>In the first part, I answered the generic “why do you blog” questions. The second part, I wanted to address one of the questions Heather Etchevers asked, because it really is the core reason of why we blog:
Who are you blogging for/who are you talking to?
After much soul searching, I have to answer the reason that probably lies behind all blogs: I blog for myself. If I didn’t get something out of it, I wouldn’t be doing it. Although, that doesn’t mean there’s nothing altruistic about the time I invest – there are people who find some of the information I post to be useful. However, it makes me happy to when I get a comment that tells me that something I post made them think, answered a question or just helped them get their computer configured. Yes, I (unashamedly) love to help people, and that is what I get out of blogging.
The less subtle question implied is “who do you think your target audience is?” As to that, I have to admit, I’m not sure. There are several distinct groups who might find information I post to be useful:
- People who do Chip-Seq may enjoy the posts on FindPeaks
- Next Generation Sequencing related posts may have a broader audience of scientists in the field
- People who use Linux probably enjoy the Ubuntu related posts
- Grad Students might find my school related posts to be insightful (maybe?)
- Anyone who enjoys art might find some of my science art to be unique.
And yes, what that should tell you is that I have a wide, diverse audience. I would suggest that many of the groups above are non-overlapping, so at any one time, I’m probably boring 80% of my audience.

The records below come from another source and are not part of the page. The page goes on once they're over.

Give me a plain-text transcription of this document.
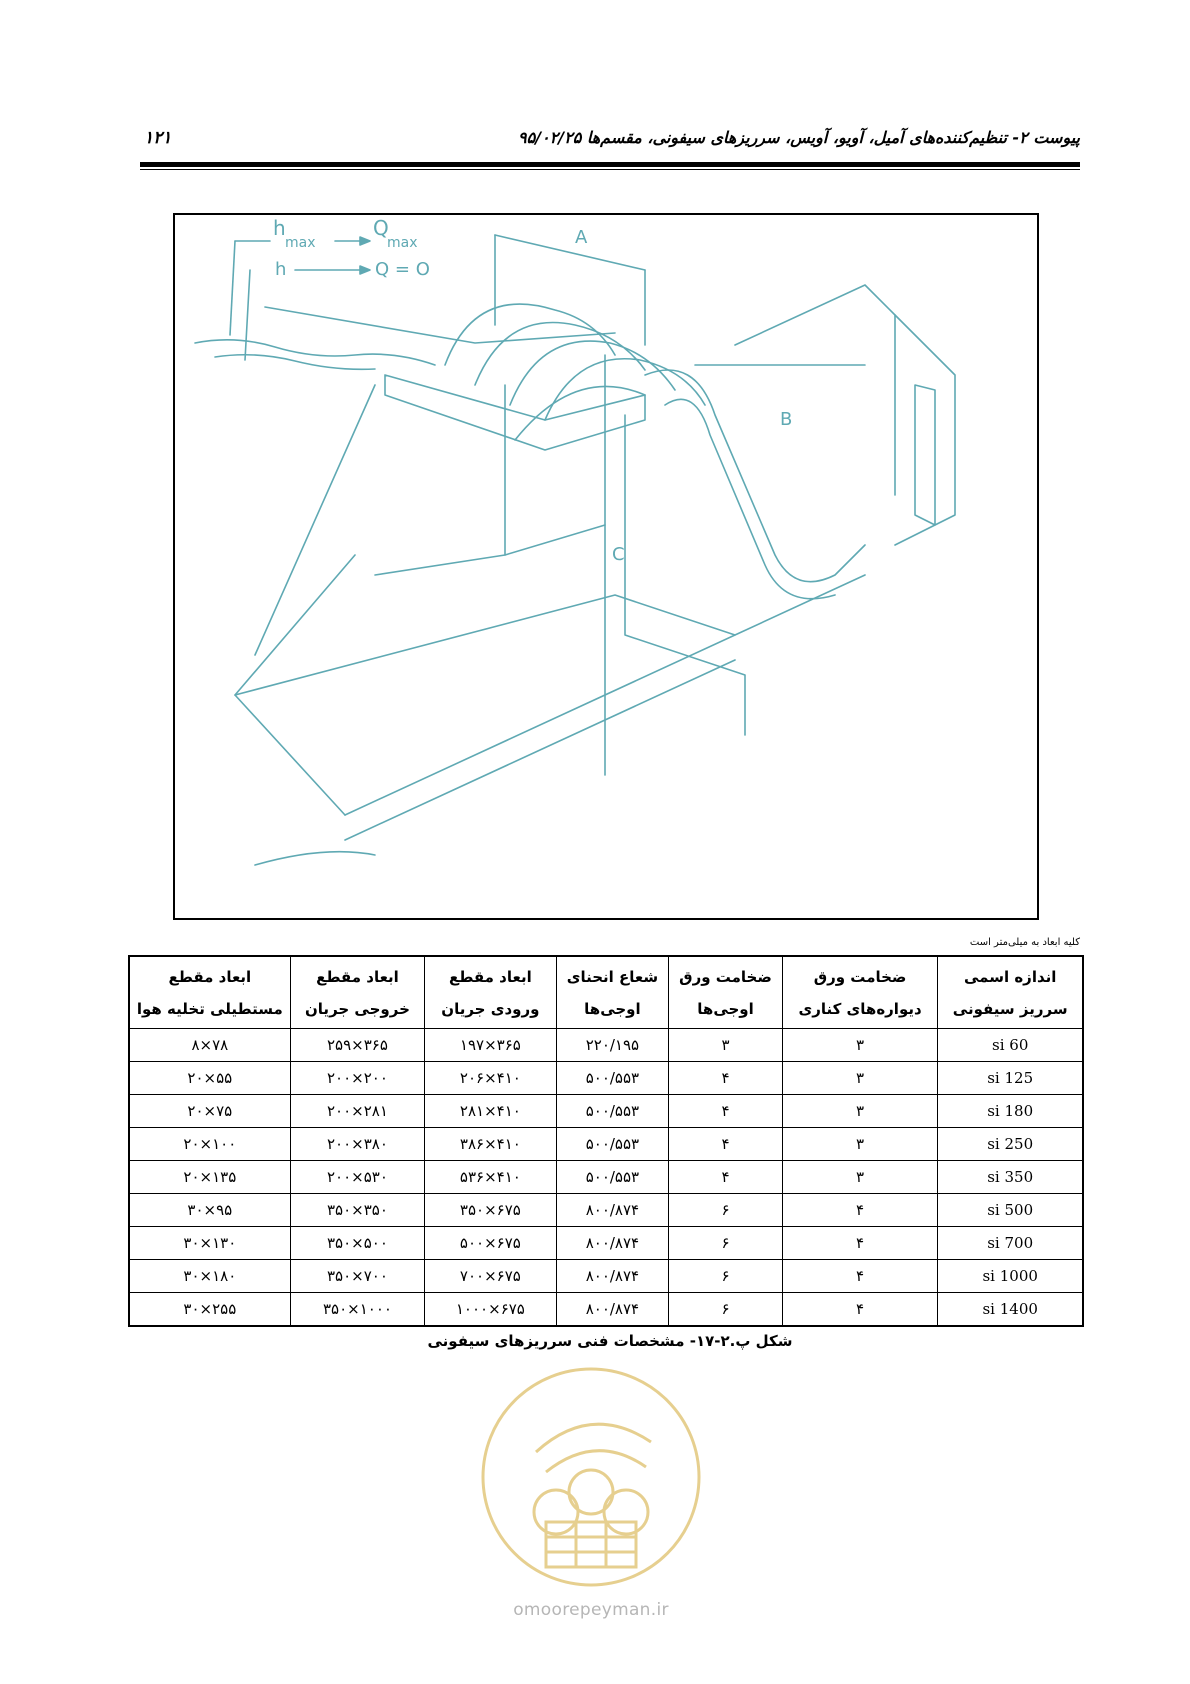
پیوست ۲- تنظیم‌کننده‌های آمیل، آویو، آویس، سرریزهای سیفونی، مقسم‌ها ۹۵/۰۲/۲۵
۱۲۱
h
max
Q
max
h	Q = O
A
B
C
کلیه ابعاد به میلی‌متر است
اندازه اسمی سرریز سیفونی	ضخامت ورق دیواره‌های کناری	ضخامت ورق اوجی‌ها	شعاع انحنای اوجی‌ها	ابعاد مقطع ورودی جریان	ابعاد مقطع خروجی جریان	ابعاد مقطع مستطیلی تخلیه هوا
si 60	۳	۳	۲۲۰/۱۹۵	۳۶۵×۱۹۷	۳۶۵×۲۵۹	۷۸×۸
si 125	۳	۴	۵۰۰/۵۵۳	۴۱۰×۲۰۶	۲۰۰×۲۰۰	۵۵×۲۰
si 180	۳	۴	۵۰۰/۵۵۳	۴۱۰×۲۸۱	۲۸۱×۲۰۰	۷۵×۲۰
si 250	۳	۴	۵۰۰/۵۵۳	۴۱۰×۳۸۶	۳۸۰×۲۰۰	۱۰۰×۲۰
si 350	۳	۴	۵۰۰/۵۵۳	۴۱۰×۵۳۶	۵۳۰×۲۰۰	۱۳۵×۲۰
si 500	۴	۶	۸۰۰/۸۷۴	۶۷۵×۳۵۰	۳۵۰×۳۵۰	۹۵×۳۰
si 700	۴	۶	۸۰۰/۸۷۴	۶۷۵×۵۰۰	۵۰۰×۳۵۰	۱۳۰×۳۰
si 1000	۴	۶	۸۰۰/۸۷۴	۶۷۵×۷۰۰	۷۰۰×۳۵۰	۱۸۰×۳۰
si 1400	۴	۶	۸۰۰/۸۷۴	۶۷۵×۱۰۰۰	۱۰۰۰×۳۵۰	۲۵۵×۳۰
شکل پ.۲-۱۷- مشخصات فنی سرریزهای سیفونی
omoorepeyman.ir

That is the core of the “why am I blogging” question: who am I writing for? Between now and the time I move my blog over to NN (Yes, I think that’s where I’m headed), I’m going to try to narrow it down a bit. Some decisions are fairly easy, I’m probably going to drop my linux related posts (there are better forums, and I already participate in them.) and the art/photography is already on the wane. The Grad School posts will probably accelerate for a bout a year (hopefully) and then tail off completely. That should provide a little more focus, in the wake of my scholastic adventures, assuming I can continue blogging once I leave academia – I’ll cross that bridge when I get to it.
So, why do I blog? Because I enjoy the conversations and the community. As long as people are reading what I have to say, as long as I get the occasional comment, and as long as there is a reason to keep talking, I’ll keep blogging.